Wednesday 12 October 2005

Park Life

I'm lucky, I now live surrounded by countryside it's great. Sure life is a bit harder now but I'm getting a lot more out of the experience than it is costing my in terms of expenditure of energy. I am now realising how cut off the majority of city dwellers, and particularly Londoners, are from being able to experience nature. Sure there are some good parks dotted about the place but when you divide the amount of space there is in the parks by the number of people there are in the city you soon realise that there is not a lot to go around. Being out in nature is important, we are animals after all and the further we get from nature the more we forget the simple pleasures of life. There is nothing like going to a park to get away from it all with a good book or maybe a bunch of friends for a bit of a kick around or a game of frisby.

You can imagine my suprise when I heard that moves are afoot to build a fence (2m high) around the whole green grassy area of Bishops Park and cover it in astro turf. Now you might think that this is a crazy thing to do but them folks at Fulham FC think that it’s a great idea. There is, to my simple mind at least, a huge lack of green areas in London and it’s very strange in this day and age that anyone proposing to destroy one of the remaining green areas is even given the time of day. It seems though that the proposal is being given full consideration even in face of the fact that there are brown field sites in the neighbourhood that could be developed.

One of my colleagues lives close to the park and is obviously rather concerned about this, she wrote the following.

The beauty of our park is that it is this big open space that is lined on all but one side by large bushes and trees, it is a total escape from the city – you can use this place how you see fit with no restriction on time or group size, the proposal for the sports pitches will totally destroy this. We had a meeting last night with the Football Club and the Environmental Councillor (who by the way seem to be in cahoots) and they totally ignored our questions and skirted around the issues of developing brown field sites.
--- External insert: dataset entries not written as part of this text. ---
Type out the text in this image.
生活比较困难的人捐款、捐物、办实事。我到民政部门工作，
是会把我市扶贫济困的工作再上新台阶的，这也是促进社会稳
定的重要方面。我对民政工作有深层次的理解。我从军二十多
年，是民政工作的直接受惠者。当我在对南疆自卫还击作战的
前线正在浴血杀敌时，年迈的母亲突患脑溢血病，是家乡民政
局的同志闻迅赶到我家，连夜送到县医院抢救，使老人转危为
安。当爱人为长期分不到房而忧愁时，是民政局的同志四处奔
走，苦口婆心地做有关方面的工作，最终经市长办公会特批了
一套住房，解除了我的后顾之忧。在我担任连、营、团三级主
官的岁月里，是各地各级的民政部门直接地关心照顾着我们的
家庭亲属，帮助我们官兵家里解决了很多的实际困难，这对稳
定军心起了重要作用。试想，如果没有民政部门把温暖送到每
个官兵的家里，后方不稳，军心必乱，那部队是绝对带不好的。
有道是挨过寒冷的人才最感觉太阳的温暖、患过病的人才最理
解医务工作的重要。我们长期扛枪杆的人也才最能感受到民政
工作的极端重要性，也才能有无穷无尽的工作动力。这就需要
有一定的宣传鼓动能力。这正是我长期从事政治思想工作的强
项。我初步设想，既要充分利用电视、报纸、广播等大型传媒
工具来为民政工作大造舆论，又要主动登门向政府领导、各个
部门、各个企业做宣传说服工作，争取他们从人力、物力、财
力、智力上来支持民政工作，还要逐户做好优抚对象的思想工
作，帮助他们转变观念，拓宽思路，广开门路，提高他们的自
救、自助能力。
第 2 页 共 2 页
A mother stood up with her two kids 2 and 4 and asked did they not think it was important that these city children be able to embrace nature and learn about it on their doorstep, did they not know how invaluable being able to run around an open space and get muddy was? The mother was told that the football club would allow her access at specific times to the astro turf courts! Wow what a pleasure that will be for he children, everybody loves a bit of plastic. The environmental officer is quoted as saying in a private meeting; I can’t see what all the fuss is about it’s only covering some bit of grass with plastic!

http://www.savebishopspark.com/

2 comments:

Hugh Sawyer said...

OK, will keep this going for a bit at the end of the year.

Have read a bit of Thoreau but thought it could do with more car chases really.

Hugh Sawyer said...

All it takes is a little re-write. I thinking walking would be improved thus

Moreover, you must walk like a camel, which is said to be the only beast that ruminates when walking. When a traveler asked Wordsworth's servant to show him her master's study she answered, "hah, you're no traveller you're the masked man" grabbing him in her trademark head lock she put her face to his and looking him hard in the eye continuing "Here is his library, but his study is out of doors. Now hand over the keys to the porshe and tell me the where you are keeping my daughter".
A silenced pistol held by a gloved hand appears in the window and coughs death, the traveller falls dead before being able to reveal her daughter's whereabouts.

Living out of doors, in the sun and the wind, will no doubt produce a certain roughness of character and so it is that the servant kicks the dying traveller, grabs the keys to the porshe and dives through the window.